Here at Arctic Kiwi we really hate Flash on the web. Possibly more than we hate IE6.
OK sorry that was a bit of an exaggeration, but it’s up there.
Adobe Flash allows web designers to create animations on web pages. These are sometimes effective and engaging and provide a level of interaction which cannot otherwise be achieved.
However the majority of the time Flash is used because the web designer is not aware of what can be achieved without using it.
Flash has been abused to the point where designers use flash for displaying a simple title or menu items which can be achieved simply with HTML and CSS.
Here’s our top 10 reasons for us being so opinionated:
1. Flash reduces usability and makes site “clunky”
Sites with Flash run slower, cause a spike in CPU usage and make the browser appear unresponsive or jumpy: the ultimate poor user experience.
2. Flash slows down page loads
Any Flash on a website requires an additional plugin to be loaded and executed which takes extra time.
Even a couple of seconds delay is noticeable and reduces the smoothness and responsiveness people have come to expect on the web.
3. Flash blockers and block flash links
Many people dislike flash to such an extent they browse with a flash blocker enabled, which means they see a grey box which they must manually click if they want to view the flash like this:
Additionally some browsers (e.g. Firefox) show a small “block flash” link when hovering over a flash animation which disrupts the seamless design flow of a site and makes it look ugly when there are multiple flash items on a page.
4. Flash cannot be well optimised for search engines
Most content inside Flash is locked away and inaccessible to search engines which crawl the web. This means if a text link called “Books for sale” will benefit from SEO, but the same link inside a Flash animation is a mystery to the search engine crawlers and will probably be ignored (or at least devalued).
More details on how Google handles Flash here
5. Flash relies on Adobe for fixes and improvements
Any optimisation, innovation or bug fixes is reliant on one company to upgrade and release their closed source flash player plugin.
So whereas a bug found in a similar open-source plug-in may be fixed the same day, Adobe may take weeks to release an update through their standard release cycle.

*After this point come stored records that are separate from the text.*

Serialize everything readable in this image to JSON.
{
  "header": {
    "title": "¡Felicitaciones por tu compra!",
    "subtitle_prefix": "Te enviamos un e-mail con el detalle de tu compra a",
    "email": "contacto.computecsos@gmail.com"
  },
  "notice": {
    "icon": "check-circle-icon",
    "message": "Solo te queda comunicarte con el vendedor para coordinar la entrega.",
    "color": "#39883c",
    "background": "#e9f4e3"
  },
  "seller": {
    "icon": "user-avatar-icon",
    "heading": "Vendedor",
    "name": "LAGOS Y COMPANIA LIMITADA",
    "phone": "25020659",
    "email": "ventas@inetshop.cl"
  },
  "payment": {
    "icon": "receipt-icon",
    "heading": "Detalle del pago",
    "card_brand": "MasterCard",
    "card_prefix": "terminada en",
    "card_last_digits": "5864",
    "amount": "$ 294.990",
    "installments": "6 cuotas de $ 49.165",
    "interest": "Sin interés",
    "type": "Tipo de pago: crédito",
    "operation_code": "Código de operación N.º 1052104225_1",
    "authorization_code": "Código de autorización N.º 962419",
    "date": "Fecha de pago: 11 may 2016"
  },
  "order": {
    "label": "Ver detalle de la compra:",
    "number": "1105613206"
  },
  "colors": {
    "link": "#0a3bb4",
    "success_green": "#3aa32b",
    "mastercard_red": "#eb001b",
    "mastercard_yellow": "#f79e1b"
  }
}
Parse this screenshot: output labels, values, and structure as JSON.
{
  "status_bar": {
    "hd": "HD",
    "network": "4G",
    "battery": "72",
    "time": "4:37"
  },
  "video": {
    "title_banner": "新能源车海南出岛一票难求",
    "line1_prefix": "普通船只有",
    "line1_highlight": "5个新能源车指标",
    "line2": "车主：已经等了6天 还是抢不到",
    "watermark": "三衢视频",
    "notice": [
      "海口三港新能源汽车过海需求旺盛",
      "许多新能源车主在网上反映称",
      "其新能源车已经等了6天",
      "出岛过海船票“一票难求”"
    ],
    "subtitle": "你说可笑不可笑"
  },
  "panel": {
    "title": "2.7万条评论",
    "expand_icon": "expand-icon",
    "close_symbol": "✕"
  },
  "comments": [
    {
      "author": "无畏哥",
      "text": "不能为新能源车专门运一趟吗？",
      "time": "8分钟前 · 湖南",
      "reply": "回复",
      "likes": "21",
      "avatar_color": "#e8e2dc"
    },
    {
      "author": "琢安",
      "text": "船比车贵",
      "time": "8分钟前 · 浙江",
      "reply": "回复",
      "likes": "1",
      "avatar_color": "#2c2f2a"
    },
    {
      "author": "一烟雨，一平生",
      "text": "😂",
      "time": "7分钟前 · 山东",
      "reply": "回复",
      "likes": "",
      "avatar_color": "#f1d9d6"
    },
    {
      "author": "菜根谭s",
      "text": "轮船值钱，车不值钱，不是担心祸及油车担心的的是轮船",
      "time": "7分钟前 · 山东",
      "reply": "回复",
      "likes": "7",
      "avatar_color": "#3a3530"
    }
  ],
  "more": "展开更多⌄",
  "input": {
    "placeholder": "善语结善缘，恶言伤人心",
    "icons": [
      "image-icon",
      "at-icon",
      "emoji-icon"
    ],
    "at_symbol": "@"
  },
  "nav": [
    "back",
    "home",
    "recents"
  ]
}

6. Flash encourages long, slow “Loading… Please wait” pages
Although strictly speaking this is not a fault of Flash per se, there are numerous web sites on the internet which have long introductory animation movies which take ages to load. Who watches these things to the end rather than clicking the “Skip” button? I’d wager only the design company who convinced their client to pay for it.
Some Flash designers seem to take the opportunity to abuse their capabilities by including music and videos on every page.
How presumptuous to think I want to sit through your marketing video or assume I’m not already listening to music and don’t want to be interrupted by some elevator music you’ve chosen.
In fact I have an immediate knee-jerk reaction to close any website which plays noise I didn’t ask for, no matter how much I want to view it.
7. Flash steals focus and ignores the mouse
Sites with standard HTML components respond as expected to the mouse and keyboard.
Clicking Control-T to open a new tab works, and twirling the scroll wheel will cause the page to scroll.
Flash animations take the keyboard and mouse focus on the page, meaning they will probably ignore these inputs and frustrate the user.
8. Flash doesn’t work in most mobile devices
Anyone using an iPhone, iPad or Google phone cannot access a website reliant on Flash. And as these devices become more pervasive their potential audience goes down.
9. Some people don’t have Flash installed
Think big corporates and IT departments which don’t allow software to be installed by the individual. These represent a huge percentage of Internet users and many of them do not have the Flash plugin installed.
10. Flash is just not necessary
The awesome power of JQuery makes cross-browser animations easy and effective in all but the most advanced (think interactive games) cases.
So our advice on building a site with Flash is: just don’t do it!